A look at the OTS’s thoughts on savings income tax simplification
28 August 2018
Prudential’s Graeme Robb examines key areas from the Office of Tax Simplification paper on how the taxation of savings income can be simplified
In May, Liz Hardie explored the consultation issued by the Office of Tax Simplification (OTS) regarding potential simplification of the inheritance tax (IHT) regime. That consultation has now closed and we will need to wait until the OTS publishes its Report later this year for more information.
In a recent article I considered the OTS Business Lifecycle Report. Now it is time to consider the recent OTS paper exploring how the taxation of savings income can be simplified.
What was in the paper?
It provides a comprehensive picture of the taxation of:
It could very well be an important paper given that it is the first broad review of its type into the tax system as it applies to savings and investment income.
It’s a 50 page report, and with that in mind, I’ll just focus on the key recommendations for further work.
Streamlining the interaction of income tax rates and allowances
The starting rate for savings, personal savings ‘allowance’, dividend ‘allowance’ and other allowances and features of the tax system mean that most people pay no tax on their savings, but the interactions between the rates and allowances is sufficiently complex at the margins that even HMRC’s self-assessment computer software has sometimes failed to get it right. The OTS considers that it would be useful to open up a discussion about the reasons for the number of rates and allowances (which will be added to by some of the new differences resulting from devolution) and the impacts of possible alternative approaches in this area.
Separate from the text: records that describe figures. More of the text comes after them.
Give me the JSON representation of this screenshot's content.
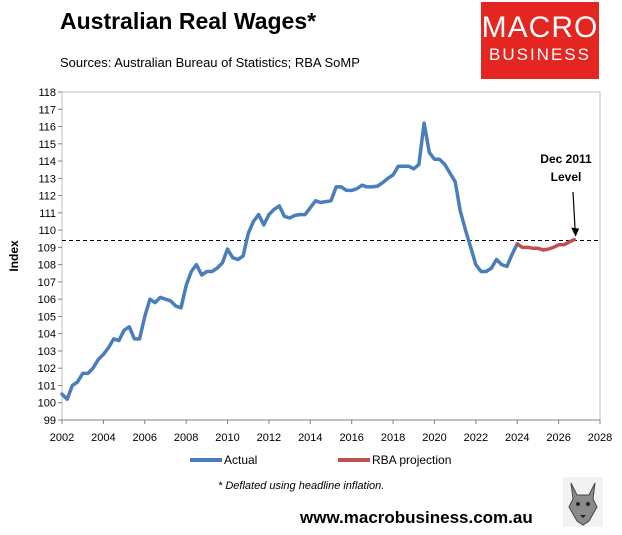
{
  "title": "Australian Real Wages*",
  "sources": "Sources: Australian Bureau of Statistics; RBA SoMP",
  "logo": {
    "line1": "MACRO",
    "line2": "BUSINESS"
  },
  "footnote": "* Deflated using headline inflation.",
  "website": "www.macrobusiness.com.au",
  "colors": {
    "actual": "#4a7ebb",
    "projection": "#c0504d",
    "logo_bg": "#e3261f"
  },
  "chart_data": {
    "type": "line",
    "ylabel": "Index",
    "xlabel": "",
    "xlim": [
      2002,
      2028
    ],
    "ylim": [
      99,
      118
    ],
    "x_ticks": [
      "2002",
      "2004",
      "2006",
      "2008",
      "2010",
      "2012",
      "2014",
      "2016",
      "2018",
      "2020",
      "2022",
      "2024",
      "2026",
      "2028"
    ],
    "y_ticks": [
      "99",
      "100",
      "101",
      "102",
      "103",
      "104",
      "105",
      "106",
      "107",
      "108",
      "109",
      "110",
      "111",
      "112",
      "113",
      "114",
      "115",
      "116",
      "117",
      "118"
    ],
    "legend_position": "bottom",
    "grid": false,
    "series": [
      {
        "name": "Actual",
        "x": [
          2002.0,
          2002.25,
          2002.5,
          2002.75,
          2003.0,
          2003.25,
          2003.5,
          2003.75,
          2004.0,
          2004.25,
          2004.5,
          2004.75,
          2005.0,
          2005.25,
          2005.5,
          2005.75,
          2006.0,
          2006.25,
          2006.5,
          2006.75,
          2007.0,
          2007.25,
          2007.5,
          2007.75,
          2008.0,
          2008.25,
          2008.5,
          2008.75,
          2009.0,
          2009.25,
          2009.5,
          2009.75,
          2010.0,
          2010.25,
          2010.5,
          2010.75,
          2011.0,
          2011.25,
          2011.5,
          2011.75,
          2012.0,
          2012.25,
          2012.5,
          2012.75,
          2013.0,
          2013.25,
          2013.5,
          2013.75,
          2014.0,
          2014.25,
          2014.5,
          2014.75,
          2015.0,
          2015.25,
          2015.5,
          2015.75,
          2016.0,
          2016.25,
          2016.5,
          2016.75,
          2017.0,
          2017.25,
          2017.5,
          2017.75,
          2018.0,
          2018.25,
          2018.5,
          2018.75,
          2019.0,
          2019.25,
          2019.5,
          2019.75,
          2020.0,
          2020.25,
          2020.5,
          2020.75,
          2021.0,
          2021.25,
          2021.5,
          2021.75,
          2022.0,
          2022.25,
          2022.5,
          2022.75,
          2023.0,
          2023.25,
          2023.5,
          2023.75,
          2024.0
        ],
        "values": [
          100.5,
          100.2,
          101.0,
          101.2,
          101.7,
          101.7,
          102.0,
          102.5,
          102.8,
          103.2,
          103.7,
          103.6,
          104.2,
          104.4,
          103.7,
          103.7,
          105.0,
          106.0,
          105.8,
          106.1,
          106.0,
          105.9,
          105.6,
          105.5,
          106.8,
          107.6,
          108.0,
          107.4,
          107.6,
          107.6,
          107.8,
          108.1,
          108.9,
          108.4,
          108.3,
          108.5,
          109.8,
          110.5,
          110.9,
          110.3,
          110.9,
          111.2,
          111.4,
          110.8,
          110.7,
          110.85,
          110.9,
          110.9,
          111.3,
          111.7,
          111.6,
          111.65,
          111.7,
          112.5,
          112.5,
          112.3,
          112.3,
          112.4,
          112.6,
          112.5,
          112.5,
          112.55,
          112.75,
          113.0,
          113.2,
          113.7,
          113.7,
          113.7,
          113.55,
          113.8,
          116.2,
          114.5,
          114.1,
          114.1,
          113.8,
          113.3,
          112.8,
          111.1,
          110.0,
          109.0,
          108.0,
          107.6,
          107.6,
          107.8,
          108.3,
          108.0,
          107.9,
          108.6,
          109.2
        ]
      },
      {
        "name": "RBA projection",
        "x": [
          2024.0,
          2024.25,
          2024.5,
          2024.75,
          2025.0,
          2025.25,
          2025.5,
          2025.75,
          2026.0,
          2026.25,
          2026.5,
          2026.75
        ],
        "values": [
          109.2,
          109.0,
          109.0,
          108.95,
          108.95,
          108.85,
          108.9,
          109.0,
          109.15,
          109.15,
          109.3,
          109.45
        ]
      }
    ],
    "reference_line": {
      "value": 109.4,
      "style": "dashed"
    },
    "annotation": {
      "line1": "Dec 2011",
      "line2": "Level",
      "x": 2026.75,
      "y": 109.45
    }
  }
}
Introduce a personal tax roadmap (to incorporate plans for the taxation of savings)
Although savings taxation currently works well for most taxpayers, there are opportunities to improve the position further, especially as a minority experience real challenges at present.
The OTS considers that further work on options to consolidate some of these rates and allowances should be undertaken. To approach this area in a strategic way, a personal tax roadmap, along similar lines to the current business and corporate tax roadmaps, could set the future direction for income tax, including for savings income, and outline the stages needed to get there. People need a level of certainty in order to plan their financial futures and this part of the personal tax system has seen a significant number of changes in recent years: a roadmap could help stabilise the position as well as increasing transparency.
Increase flexibility on ISAs
The OTS considers further changes can be made to simplify ISA rules for investors: for example, allowing partial transfers of money invested in year (in line with transfers from previous years’ ISAs), or removing the requirement that an investor may only take out one ISA of each type per year, subject to the overall annual limit.
Revisit the rules on early withdrawals from the lifetime ISA
The long-term nature of the lifetime ISA and the charge for early withdrawal mean that savers are potentially tied into the product for decades.
Major financial institutions have told the OTS that they have decided it would be inappropriate to offer cash LISAs to unadvised retail investors. The OTS understands that the number of authorised ISA managers is still relatively small and suggests that further consideration should be given to how best to ensure that the LISA rules work effectively for unadvised savers. Indeed, the OTS would like to see a full review of the current ISA landscape, to simplify the regime.
Review guidance relating to pension withdrawals, and the use of the emergency tax code for lump sum withdrawals from personal pensions
More could be done to help people understand the tax implications of withdrawals from pension funds and the actions they may need to take. The OTS would like to explore this further with HMRC, in addition to working to identify options other than initial tax deduction using emergency tax codes on personal pension lump sums, which generally results in the deduction of too much tax when the payment is made.
The OTS considers it important not to make piecemeal changes, which risk adding further layers of complexity. For example, the number of rates and allowances for personal savings and dividends is a significant cause of complexity: cutting one or more of the reliefs would be one way to simplify matters, but it would be important to ensure that there are no unforeseen negative consequences.
At the moment, it is not easy for a taxpayer (or the OTS) to understand what the plans are for digital tax accounts and how these interact with tax return processes.
It is against this background that the OTS suggests a roadmap or plan for changes to the personal tax system, to ensure that future changes may be made in a transparent and planned way over time.
As noted earlier in the document, there is a full chapter devoted to life insurance bonds. The chapter is rounded off with this comment.
“The way in which the gains on such policies interact with the tax system is complex, and the OTS believes that this area of savings taxation warrants further review once the new system has bedded down.” The new system referred to is the “wholly disproportionate” gains rule in Finance (No 2) Act 2017 covered here https://www.pruadviser.co.uk/knowledge-literature/knowledge-library/wholly-disproportionate-gains/
Chapter 5 considers collective investment vehicles such as Open Ended Investment Companies (OEICs). The OTS has however no significant observations on this area albeit it flagged up the slight complexity of distribution being dividends or interest.
Finally, remember that the OTS does not implement changes – these are a matter for government and for Parliament. Instead, the OTS is the independent adviser to government on tax simplification, challenging tax complexity to help all users of the tax system.